İSMAİL SARIÇAY

E-Posta: isaricay@gmail.com

TARİHİ TÜRK İDEALLERİ–6

             Hun kağanları; “Dünya durdukça kahramanlık şanımız yaşayacak, oğullarımız ve torunlarımız başka milletlerin başbuğları olacaktır” derlerdi.

                Türklerin; “Cihanı idare etme görevinin Tanrı tarafından kendilerine verildiği” inancını taşıdıklarını daha önce belirtmiştik.
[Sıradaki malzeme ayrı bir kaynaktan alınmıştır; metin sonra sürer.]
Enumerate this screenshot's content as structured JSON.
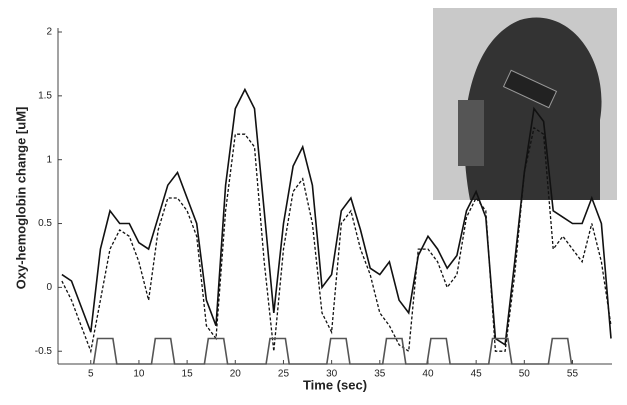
{
  "chart_data": {
    "type": "line",
    "x_label": "Time (sec)",
    "y_label": "Oxy-hemoglobin change [uM]",
    "x": [
      2,
      3,
      4,
      5,
      6,
      7,
      8,
      9,
      10,
      11,
      12,
      13,
      14,
      15,
      16,
      17,
      18,
      19,
      20,
      21,
      22,
      23,
      24,
      25,
      26,
      27,
      28,
      29,
      30,
      31,
      32,
      33,
      34,
      35,
      36,
      37,
      38,
      39,
      40,
      41,
      42,
      43,
      44,
      45,
      46,
      47,
      48,
      49,
      50,
      51,
      52,
      53,
      54,
      55,
      56,
      57,
      58,
      59
    ],
    "series": [
      {
        "color": "#111111",
        "style": "solid",
        "values": [
          0.1,
          0.05,
          -0.15,
          -0.35,
          0.3,
          0.6,
          0.5,
          0.5,
          0.35,
          0.3,
          0.55,
          0.8,
          0.9,
          0.7,
          0.5,
          -0.1,
          -0.3,
          0.8,
          1.4,
          1.55,
          1.4,
          0.6,
          -0.2,
          0.5,
          0.95,
          1.1,
          0.8,
          0.0,
          0.1,
          0.6,
          0.7,
          0.45,
          0.15,
          0.1,
          0.2,
          -0.1,
          -0.2,
          0.25,
          0.4,
          0.3,
          0.15,
          0.25,
          0.6,
          0.75,
          0.55,
          -0.4,
          -0.45,
          0.2,
          0.9,
          1.4,
          1.3,
          0.6,
          0.55,
          0.5,
          0.5,
          0.7,
          0.5,
          -0.4
        ]
      },
      {
        "color": "#111111",
        "style": "dashed",
        "values": [
          0.05,
          -0.1,
          -0.3,
          -0.5,
          -0.1,
          0.3,
          0.45,
          0.4,
          0.2,
          -0.1,
          0.45,
          0.7,
          0.7,
          0.6,
          0.4,
          -0.3,
          -0.4,
          0.6,
          1.2,
          1.2,
          1.1,
          0.2,
          -0.5,
          0.3,
          0.75,
          0.85,
          0.5,
          -0.2,
          -0.35,
          0.5,
          0.6,
          0.3,
          0.1,
          -0.2,
          -0.3,
          -0.45,
          -0.5,
          0.3,
          0.3,
          0.2,
          0.0,
          0.1,
          0.55,
          0.7,
          0.6,
          -0.5,
          -0.5,
          0.1,
          0.9,
          1.25,
          1.2,
          0.3,
          0.4,
          0.3,
          0.2,
          0.5,
          0.2,
          -0.3
        ]
      },
      {
        "color": "#555555",
        "style": "solid",
        "x": [
          5.3,
          5.7,
          7.3,
          7.7,
          11.3,
          11.7,
          13.3,
          13.7,
          16.8,
          17.2,
          18.8,
          19.2,
          23.2,
          23.6,
          25.2,
          25.6,
          29.5,
          29.9,
          31.5,
          31.9,
          35.3,
          35.7,
          37.3,
          37.7,
          39.9,
          40.3,
          41.9,
          42.3,
          46.3,
          46.7,
          48.3,
          48.7,
          52.5,
          52.9,
          54.5,
          54.9
        ],
        "values": [
          -0.6,
          -0.4,
          -0.4,
          -0.6,
          -0.6,
          -0.4,
          -0.4,
          -0.6,
          -0.6,
          -0.4,
          -0.4,
          -0.6,
          -0.6,
          -0.4,
          -0.4,
          -0.6,
          -0.6,
          -0.4,
          -0.4,
          -0.6,
          -0.6,
          -0.4,
          -0.4,
          -0.6,
          -0.6,
          -0.4,
          -0.4,
          -0.6,
          -0.6,
          -0.4,
          -0.4,
          -0.6,
          -0.6,
          -0.4,
          -0.4,
          -0.6
        ]
      }
    ],
    "xlim": [
      1.6,
      59.1
    ],
    "ylim": [
      -0.6,
      2
    ],
    "xticks": [
      5,
      10,
      15,
      20,
      25,
      30,
      35,
      40,
      45,
      50,
      55
    ],
    "yticks": [
      -0.5,
      0,
      0.5,
      1,
      1.5,
      2
    ]
  }
}
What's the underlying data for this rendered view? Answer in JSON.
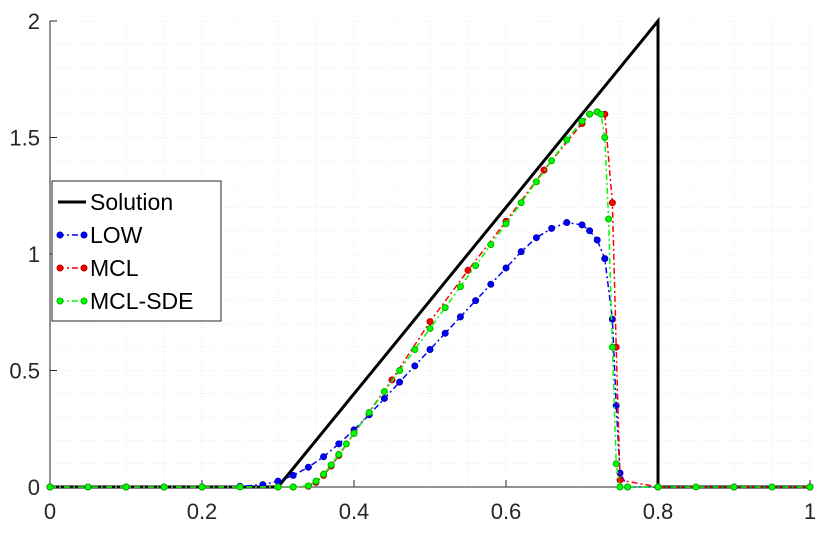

Bu inancı bilge Kağanda açık ve net olarak şöyle ifade etmiştir.

BİLGE KAĞAN:

Orhun kitabelerinde Bilge Kağan’ın;Tanrı istediği için tahta oturdum, dört yandaki milletleri nizama soktum

Türk Tanrısı, milleti yok olmasın diye babam İlteriş Kağan'ı ve anam İl Bilge Hatun'u gökten tutup yükseltmiştir

"Doğuda gün doğusuna, batıda gün batısına, güneyde gün ortasına, kuzeyde gece ortasına, onun içindeki bütün milletler hep bana tabidir. Bunca milleti hep düzene soktum... Fakir milleti zengin kıldım. Az milleti çok kıldım" sözleri de Türklerin Tanrı tarafından görevlendirildiği inancı ve Cihan hâkimiyeti idealinin açık ve net yansımasıdır.

İŞPARA HAN:

Göktürk hakanı İşpara Han(M.Ö 551–587), Çin hükümdarlarına yazdığı mektuplara “Tanrı tarafından gönderilen büyük Göktürkler imparatorluğunun bilge kağanı İşpara Han olarak diyorum ki…” diye başlarmış.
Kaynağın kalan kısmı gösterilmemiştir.